Why? Because your baby is YOUR baby. Not the baby of the person who wrote that book. Not the baby of your friend whose kid cried it out one time before sleeping 12 hours a night every night. You may have one idea in your head about the kind of baby you'll have and the kind of mom you'll be, and you could both turn out to be something different entirely. Your child might have special needs or be extra sensitive to stimuli. You may find it much more difficult to be so matter-of-fact with discipline with your flesh and blood than when you were just imagining it, or you may discover some extra patience and gentleness you didn't know you had. Breastfeeding may not work out, or your child may want to nurse longer than you had planned. Your child may love their crib and sleep well right from the get, or you may have a crier on your hands who needs lots of direct contact to regulate.
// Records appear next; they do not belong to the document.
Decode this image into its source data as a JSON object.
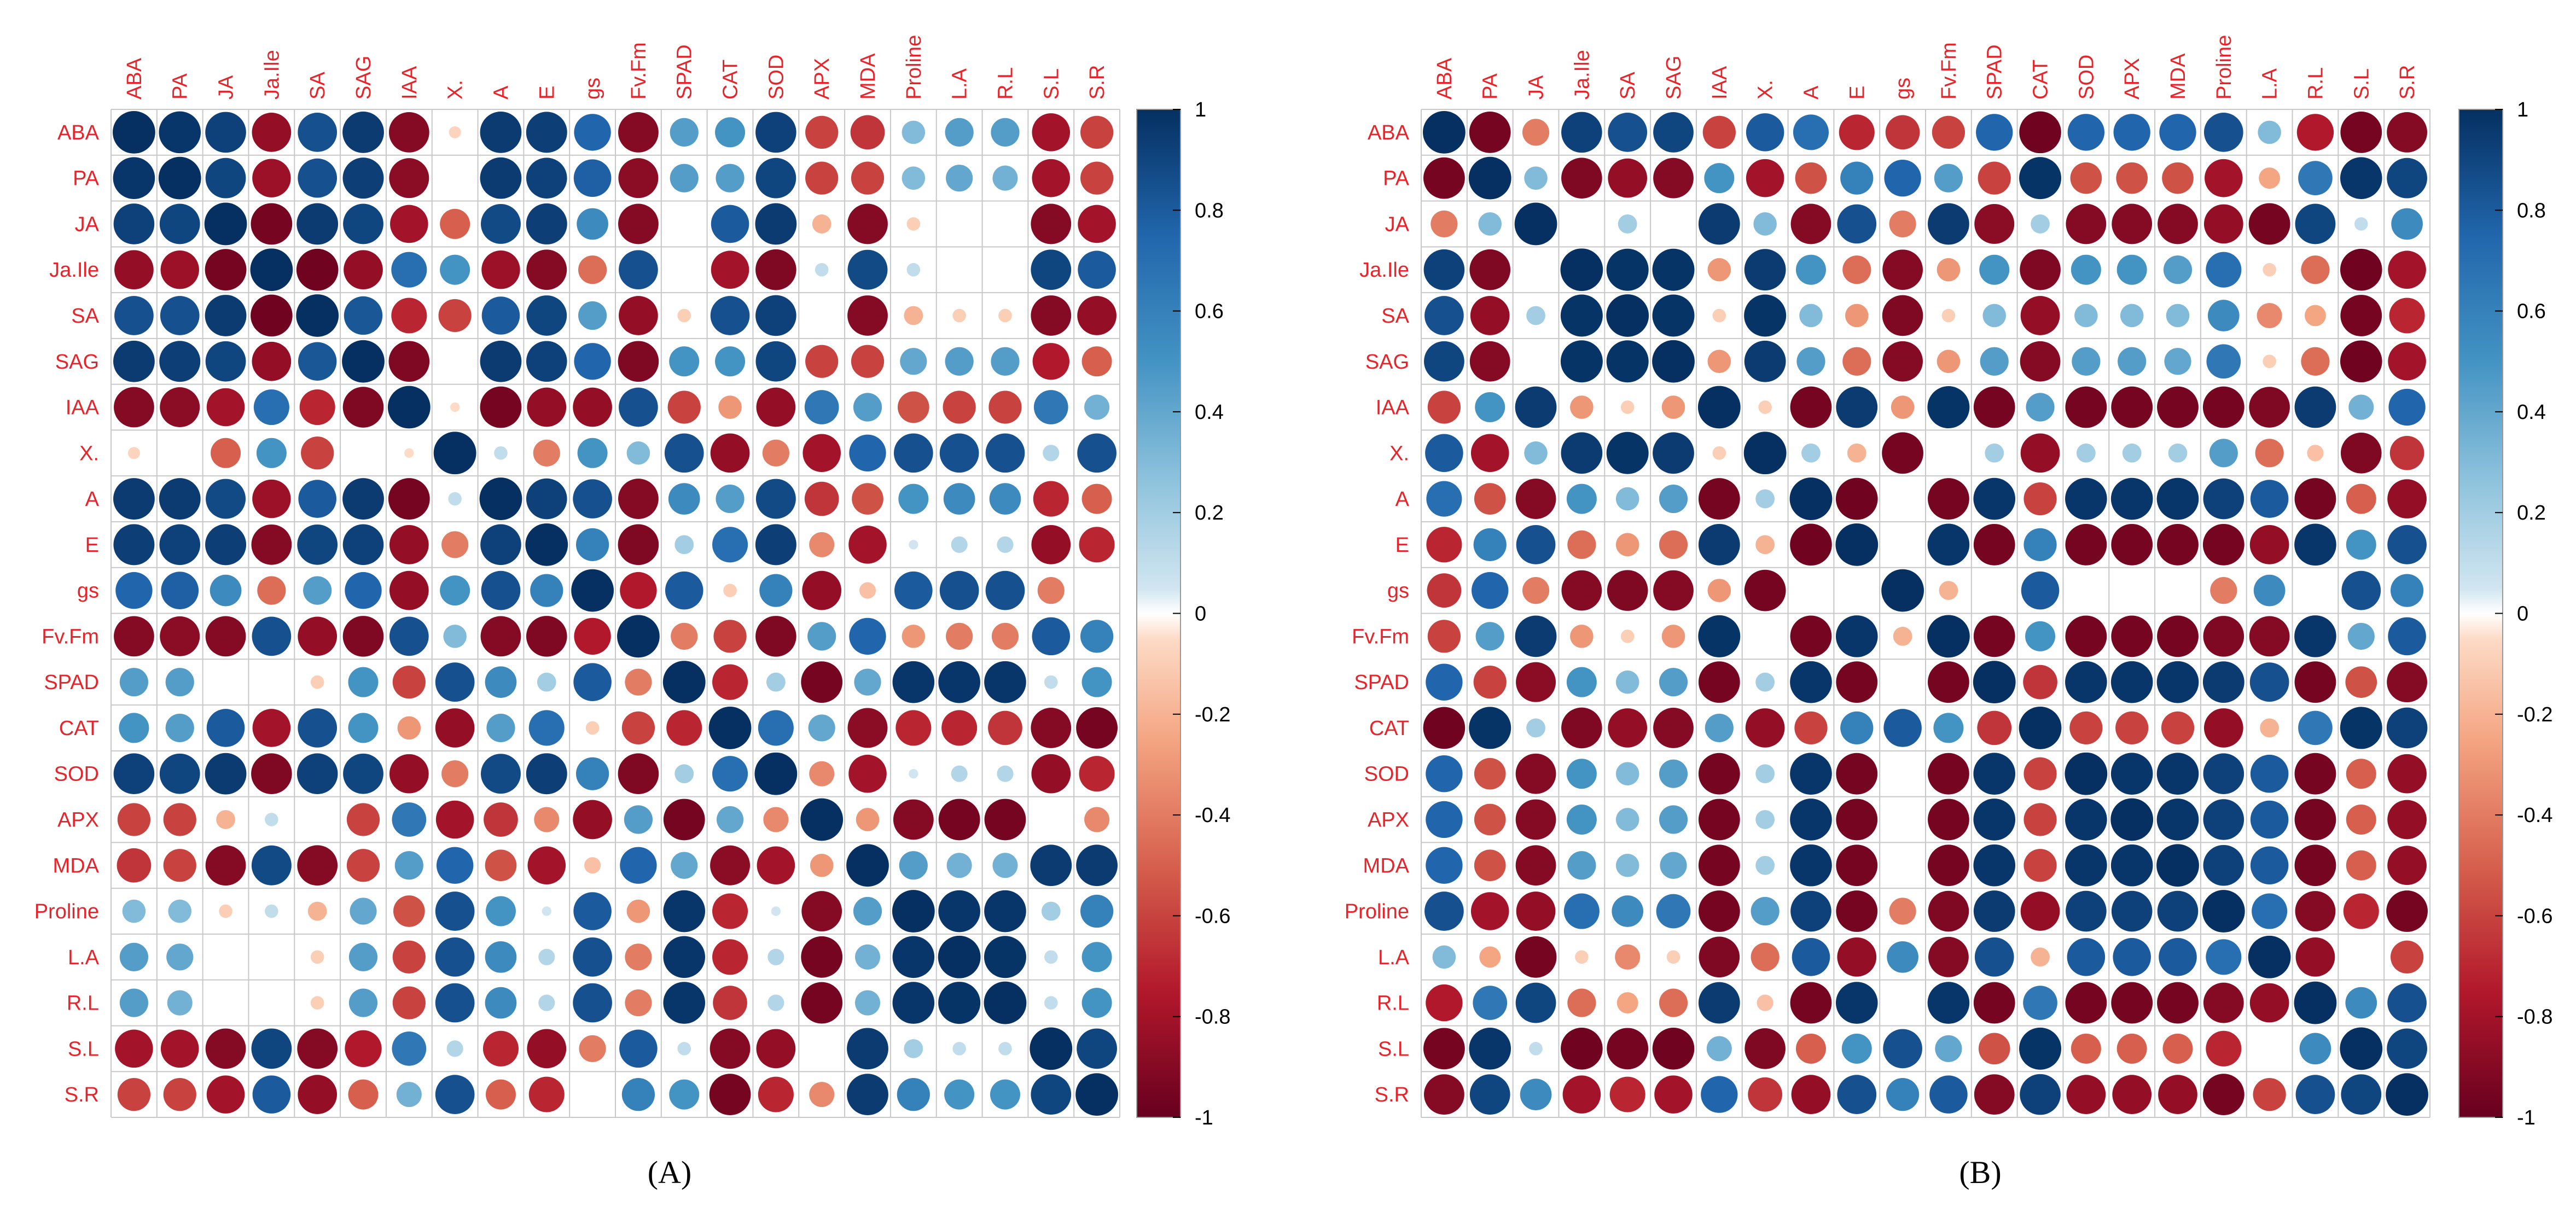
{
  "colors": {
    "neg": "#67001F",
    "mid": "#FFFFFF",
    "pos": "#053061",
    "label": "#E8242A",
    "grid": "#C8C8C8"
  },
  "colorbar": {
    "ticks": [
      "1",
      "0.8",
      "0.6",
      "0.4",
      "0.2",
      "0",
      "-0.2",
      "-0.4",
      "-0.6",
      "-0.8",
      "-1"
    ]
  },
  "panels": [
    {
      "label_text": "(A)"
    },
    {
      "label_text": "(B)"
    }
  ],
  "chart_data": [
    {
      "type": "heatmap",
      "title": "",
      "variables": [
        "ABA",
        "PA",
        "JA",
        "Ja.Ile",
        "SA",
        "SAG",
        "IAA",
        "X.",
        "A",
        "E",
        "gs",
        "Fv.Fm",
        "SPAD",
        "CAT",
        "SOD",
        "APX",
        "MDA",
        "Proline",
        "L.A",
        "R.L",
        "S.L",
        "S.R"
      ],
      "value_range": [
        -1,
        1
      ],
      "colorbar_ticks": [
        1,
        0.8,
        0.6,
        0.4,
        0.2,
        0,
        -0.2,
        -0.4,
        -0.6,
        -0.8,
        -1
      ],
      "matrix": [
        [
          1,
          0.97,
          0.92,
          -0.85,
          0.85,
          0.95,
          -0.9,
          -0.08,
          0.95,
          0.93,
          0.75,
          -0.9,
          0.45,
          0.5,
          0.92,
          -0.6,
          -0.65,
          0.3,
          0.45,
          0.45,
          -0.8,
          -0.6
        ],
        [
          0.97,
          1,
          0.9,
          -0.82,
          0.85,
          0.93,
          -0.88,
          0,
          0.95,
          0.92,
          0.78,
          -0.88,
          0.45,
          0.45,
          0.9,
          -0.6,
          -0.6,
          0.3,
          0.4,
          0.35,
          -0.8,
          -0.6
        ],
        [
          0.92,
          0.9,
          1,
          -0.95,
          0.95,
          0.9,
          -0.8,
          -0.5,
          0.88,
          0.93,
          0.55,
          -0.9,
          0,
          0.8,
          0.95,
          -0.2,
          -0.9,
          -0.1,
          0,
          0,
          -0.9,
          -0.8
        ],
        [
          -0.85,
          -0.82,
          -0.95,
          1,
          -0.97,
          -0.85,
          0.7,
          0.5,
          -0.82,
          -0.9,
          -0.45,
          0.85,
          0,
          -0.8,
          -0.92,
          0.1,
          0.88,
          0.1,
          0,
          0,
          0.9,
          0.8
        ],
        [
          0.85,
          0.85,
          0.95,
          -0.97,
          1,
          0.82,
          -0.7,
          -0.6,
          0.8,
          0.9,
          0.45,
          -0.85,
          -0.1,
          0.85,
          0.92,
          0,
          -0.9,
          -0.2,
          -0.1,
          -0.1,
          -0.9,
          -0.85
        ],
        [
          0.95,
          0.93,
          0.9,
          -0.85,
          0.82,
          1,
          -0.92,
          0,
          0.95,
          0.92,
          0.75,
          -0.92,
          0.5,
          0.5,
          0.9,
          -0.6,
          -0.6,
          0.4,
          0.45,
          0.45,
          -0.75,
          -0.5
        ],
        [
          -0.9,
          -0.88,
          -0.8,
          0.7,
          -0.7,
          -0.92,
          1,
          -0.05,
          -0.95,
          -0.85,
          -0.85,
          0.85,
          -0.6,
          -0.3,
          -0.85,
          0.65,
          0.45,
          -0.55,
          -0.6,
          -0.6,
          0.65,
          0.35
        ],
        [
          -0.08,
          0,
          -0.5,
          0.5,
          -0.6,
          0,
          -0.05,
          1,
          0.1,
          -0.4,
          0.5,
          0.3,
          0.85,
          -0.85,
          -0.4,
          -0.8,
          0.75,
          0.85,
          0.85,
          0.85,
          0.15,
          0.85
        ],
        [
          0.95,
          0.95,
          0.88,
          -0.82,
          0.8,
          0.95,
          -0.95,
          0.1,
          1,
          0.92,
          0.85,
          -0.9,
          0.55,
          0.45,
          0.88,
          -0.65,
          -0.55,
          0.5,
          0.55,
          0.55,
          -0.7,
          -0.5
        ],
        [
          0.93,
          0.92,
          0.93,
          -0.9,
          0.9,
          0.92,
          -0.85,
          -0.4,
          0.92,
          1,
          0.6,
          -0.92,
          0.2,
          0.7,
          0.93,
          -0.35,
          -0.8,
          0.05,
          0.15,
          0.15,
          -0.85,
          -0.7
        ],
        [
          0.75,
          0.78,
          0.55,
          -0.45,
          0.45,
          0.75,
          -0.85,
          0.5,
          0.85,
          0.6,
          1,
          -0.75,
          0.8,
          -0.1,
          0.6,
          -0.85,
          -0.15,
          0.8,
          0.85,
          0.85,
          -0.4,
          0
        ],
        [
          -0.9,
          -0.88,
          -0.9,
          0.85,
          -0.85,
          -0.92,
          0.85,
          0.3,
          -0.9,
          -0.92,
          -0.75,
          1,
          -0.4,
          -0.6,
          -0.92,
          0.45,
          0.75,
          -0.3,
          -0.4,
          -0.4,
          0.8,
          0.6
        ],
        [
          0.45,
          0.45,
          0,
          0,
          -0.1,
          0.5,
          -0.6,
          0.85,
          0.55,
          0.2,
          0.8,
          -0.4,
          1,
          -0.7,
          0.2,
          -0.95,
          0.4,
          0.97,
          0.97,
          0.97,
          0.1,
          0.5
        ],
        [
          0.5,
          0.45,
          0.8,
          -0.8,
          0.85,
          0.5,
          -0.3,
          -0.85,
          0.45,
          0.7,
          -0.1,
          -0.6,
          -0.7,
          1,
          0.7,
          0.4,
          -0.88,
          -0.7,
          -0.7,
          -0.65,
          -0.9,
          -0.95
        ],
        [
          0.92,
          0.9,
          0.95,
          -0.92,
          0.92,
          0.9,
          -0.85,
          -0.4,
          0.88,
          0.93,
          0.6,
          -0.92,
          0.2,
          0.7,
          1,
          -0.35,
          -0.8,
          0.05,
          0.15,
          0.15,
          -0.85,
          -0.7
        ],
        [
          -0.6,
          -0.6,
          -0.2,
          0.1,
          0,
          -0.6,
          0.65,
          -0.8,
          -0.65,
          -0.35,
          -0.85,
          0.45,
          -0.95,
          0.4,
          -0.35,
          1,
          -0.3,
          -0.9,
          -0.95,
          -0.95,
          0,
          -0.35
        ],
        [
          -0.65,
          -0.6,
          -0.9,
          0.88,
          -0.9,
          -0.6,
          0.45,
          0.75,
          -0.55,
          -0.8,
          -0.15,
          0.75,
          0.4,
          -0.88,
          -0.8,
          -0.3,
          1,
          0.45,
          0.35,
          0.35,
          0.95,
          0.95
        ],
        [
          0.3,
          0.3,
          -0.1,
          0.1,
          -0.2,
          0.4,
          -0.55,
          0.85,
          0.5,
          0.05,
          0.8,
          -0.3,
          0.97,
          -0.7,
          0.05,
          -0.9,
          0.45,
          1,
          0.97,
          0.97,
          0.2,
          0.6
        ],
        [
          0.45,
          0.4,
          0,
          0,
          -0.1,
          0.45,
          -0.6,
          0.85,
          0.55,
          0.15,
          0.85,
          -0.4,
          0.97,
          -0.7,
          0.15,
          -0.95,
          0.35,
          0.97,
          1,
          0.98,
          0.1,
          0.5
        ],
        [
          0.45,
          0.35,
          0,
          0,
          -0.1,
          0.45,
          -0.6,
          0.85,
          0.55,
          0.15,
          0.85,
          -0.4,
          0.97,
          -0.65,
          0.15,
          -0.95,
          0.35,
          0.97,
          0.98,
          1,
          0.1,
          0.5
        ],
        [
          -0.8,
          -0.8,
          -0.9,
          0.9,
          -0.9,
          -0.75,
          0.65,
          0.15,
          -0.7,
          -0.85,
          -0.4,
          0.8,
          0.1,
          -0.9,
          -0.85,
          0,
          0.95,
          0.2,
          0.1,
          0.1,
          1,
          0.9
        ],
        [
          -0.6,
          -0.6,
          -0.8,
          0.8,
          -0.85,
          -0.5,
          0.35,
          0.85,
          -0.5,
          -0.7,
          0,
          0.6,
          0.5,
          -0.95,
          -0.7,
          -0.35,
          0.95,
          0.6,
          0.5,
          0.5,
          0.9,
          1
        ]
      ]
    },
    {
      "type": "heatmap",
      "title": "",
      "variables": [
        "ABA",
        "PA",
        "JA",
        "Ja.Ile",
        "SA",
        "SAG",
        "IAA",
        "X.",
        "A",
        "E",
        "gs",
        "Fv.Fm",
        "SPAD",
        "CAT",
        "SOD",
        "APX",
        "MDA",
        "Proline",
        "L.A",
        "R.L",
        "S.L",
        "S.R"
      ],
      "value_range": [
        -1,
        1
      ],
      "colorbar_ticks": [
        1,
        0.8,
        0.6,
        0.4,
        0.2,
        0,
        -0.2,
        -0.4,
        -0.6,
        -0.8,
        -1
      ],
      "matrix": [
        [
          1,
          -0.95,
          -0.4,
          0.92,
          0.85,
          0.9,
          -0.6,
          0.8,
          0.7,
          -0.7,
          -0.65,
          -0.6,
          0.75,
          -0.97,
          0.75,
          0.75,
          0.75,
          0.85,
          0.3,
          -0.75,
          -0.95,
          -0.9
        ],
        [
          -0.95,
          1,
          0.3,
          -0.92,
          -0.85,
          -0.9,
          0.5,
          -0.8,
          -0.55,
          0.6,
          0.75,
          0.45,
          -0.6,
          0.98,
          -0.55,
          -0.55,
          -0.55,
          -0.8,
          -0.25,
          0.65,
          0.97,
          0.9
        ],
        [
          -0.4,
          0.3,
          1,
          0,
          0.2,
          0,
          0.95,
          0.3,
          -0.9,
          0.85,
          -0.4,
          0.95,
          -0.88,
          0.2,
          -0.9,
          -0.9,
          -0.9,
          -0.85,
          -0.95,
          0.9,
          0.1,
          0.55
        ],
        [
          0.92,
          -0.92,
          0,
          1,
          0.98,
          0.98,
          -0.3,
          0.95,
          0.5,
          -0.45,
          -0.9,
          -0.3,
          0.5,
          -0.92,
          0.5,
          0.5,
          0.45,
          0.7,
          -0.1,
          -0.45,
          -0.97,
          -0.8
        ],
        [
          0.85,
          -0.85,
          0.2,
          0.98,
          1,
          0.98,
          -0.1,
          0.98,
          0.3,
          -0.3,
          -0.92,
          -0.1,
          0.3,
          -0.85,
          0.3,
          0.3,
          0.3,
          0.55,
          -0.35,
          -0.25,
          -0.95,
          -0.7
        ],
        [
          0.9,
          -0.9,
          0,
          0.98,
          0.98,
          1,
          -0.3,
          0.95,
          0.45,
          -0.45,
          -0.9,
          -0.3,
          0.45,
          -0.9,
          0.45,
          0.45,
          0.4,
          0.65,
          -0.1,
          -0.45,
          -0.97,
          -0.8
        ],
        [
          -0.6,
          0.5,
          0.95,
          -0.3,
          -0.1,
          -0.3,
          1,
          -0.1,
          -0.95,
          0.95,
          -0.3,
          0.98,
          -0.95,
          0.45,
          -0.95,
          -0.95,
          -0.95,
          -0.95,
          -0.92,
          0.95,
          0.35,
          0.75
        ],
        [
          0.8,
          -0.8,
          0.3,
          0.95,
          0.98,
          0.95,
          -0.1,
          1,
          0.2,
          -0.2,
          -0.95,
          0,
          0.2,
          -0.85,
          0.2,
          0.2,
          0.2,
          0.45,
          -0.45,
          -0.15,
          -0.92,
          -0.65
        ],
        [
          0.7,
          -0.55,
          -0.9,
          0.5,
          0.3,
          0.45,
          -0.95,
          0.2,
          1,
          -0.97,
          0,
          -0.95,
          0.97,
          -0.6,
          0.97,
          0.97,
          0.97,
          0.92,
          0.8,
          -0.95,
          -0.5,
          -0.85
        ],
        [
          -0.7,
          0.6,
          0.85,
          -0.45,
          -0.3,
          -0.45,
          0.95,
          -0.2,
          -0.97,
          1,
          0,
          0.97,
          -0.95,
          0.6,
          -0.95,
          -0.95,
          -0.95,
          -0.95,
          -0.85,
          0.97,
          0.5,
          0.85
        ],
        [
          -0.65,
          0.75,
          -0.4,
          -0.9,
          -0.92,
          -0.9,
          -0.3,
          -0.95,
          0,
          0,
          1,
          -0.2,
          0,
          0.8,
          0,
          0,
          0,
          -0.4,
          0.55,
          0,
          0.85,
          0.6
        ],
        [
          -0.6,
          0.45,
          0.95,
          -0.3,
          -0.1,
          -0.3,
          0.98,
          0,
          -0.95,
          0.97,
          -0.2,
          1,
          -0.95,
          0.5,
          -0.95,
          -0.95,
          -0.95,
          -0.92,
          -0.9,
          0.97,
          0.4,
          0.8
        ],
        [
          0.75,
          -0.6,
          -0.88,
          0.5,
          0.3,
          0.45,
          -0.95,
          0.2,
          0.97,
          -0.95,
          0,
          -0.95,
          1,
          -0.65,
          0.97,
          0.97,
          0.97,
          0.95,
          0.85,
          -0.95,
          -0.55,
          -0.9
        ],
        [
          -0.97,
          0.98,
          0.2,
          -0.92,
          -0.85,
          -0.9,
          0.45,
          -0.85,
          -0.6,
          0.6,
          0.8,
          0.5,
          -0.65,
          1,
          -0.6,
          -0.6,
          -0.6,
          -0.85,
          -0.2,
          0.65,
          0.98,
          0.92
        ],
        [
          0.75,
          -0.55,
          -0.9,
          0.5,
          0.3,
          0.45,
          -0.95,
          0.2,
          0.97,
          -0.95,
          0,
          -0.95,
          0.97,
          -0.6,
          1,
          0.97,
          0.97,
          0.92,
          0.8,
          -0.95,
          -0.5,
          -0.85
        ],
        [
          0.75,
          -0.55,
          -0.9,
          0.5,
          0.3,
          0.45,
          -0.95,
          0.2,
          0.97,
          -0.95,
          0,
          -0.95,
          0.97,
          -0.6,
          0.97,
          1,
          0.97,
          0.92,
          0.8,
          -0.95,
          -0.5,
          -0.85
        ],
        [
          0.75,
          -0.55,
          -0.9,
          0.45,
          0.3,
          0.4,
          -0.95,
          0.2,
          0.97,
          -0.95,
          0,
          -0.95,
          0.97,
          -0.6,
          0.97,
          0.97,
          1,
          0.92,
          0.8,
          -0.95,
          -0.5,
          -0.85
        ],
        [
          0.85,
          -0.8,
          -0.85,
          0.7,
          0.55,
          0.65,
          -0.95,
          0.45,
          0.92,
          -0.95,
          -0.4,
          -0.92,
          0.95,
          -0.85,
          0.92,
          0.92,
          0.92,
          1,
          0.7,
          -0.9,
          -0.7,
          -0.95
        ],
        [
          0.3,
          -0.25,
          -0.95,
          -0.1,
          -0.35,
          -0.1,
          -0.92,
          -0.45,
          0.8,
          -0.85,
          0.55,
          -0.9,
          0.85,
          -0.2,
          0.8,
          0.8,
          0.8,
          0.7,
          1,
          -0.85,
          0,
          -0.6
        ],
        [
          -0.75,
          0.65,
          0.9,
          -0.45,
          -0.25,
          -0.45,
          0.95,
          -0.15,
          -0.95,
          0.97,
          0,
          0.97,
          -0.95,
          0.65,
          -0.95,
          -0.95,
          -0.95,
          -0.9,
          -0.85,
          1,
          0.55,
          0.85
        ],
        [
          -0.95,
          0.97,
          0.1,
          -0.97,
          -0.95,
          -0.97,
          0.35,
          -0.92,
          -0.5,
          0.5,
          0.85,
          0.4,
          -0.55,
          0.98,
          -0.5,
          -0.5,
          -0.5,
          -0.7,
          0,
          0.55,
          1,
          0.9
        ],
        [
          -0.9,
          0.9,
          0.55,
          -0.8,
          -0.7,
          -0.8,
          0.75,
          -0.65,
          -0.85,
          0.85,
          0.6,
          0.8,
          -0.9,
          0.92,
          -0.85,
          -0.85,
          -0.85,
          -0.95,
          -0.6,
          0.85,
          0.9,
          1
        ]
      ]
    }
  ]
}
I definitely had my ideas about what I wanted my birthing and parenting experiences to be like. I pictured myself as a mother, and read up on attachment parenting and breastfeeding. But there are no guarantees. In all my imagining, I never once thought of my baby being colicky. I didn't know I would end up ditching the crib and bedsharing for the first year. I would have never guessed I would be so patient, get so little sleep, or still be nursing at 18 months. Those choices came after I met Eveleigh and got to know her and discovered first-hand what worked (for her and for me) and what didn't.
So to all you new moms and moms-to-be, I would say this: take everyone's advice with a grain of salt. Plan ahead and educate yourself, but know there are always bumps in the road. And realize that your baby will have a big personality and you may have to wait and see who they are before you decide how to best parent them.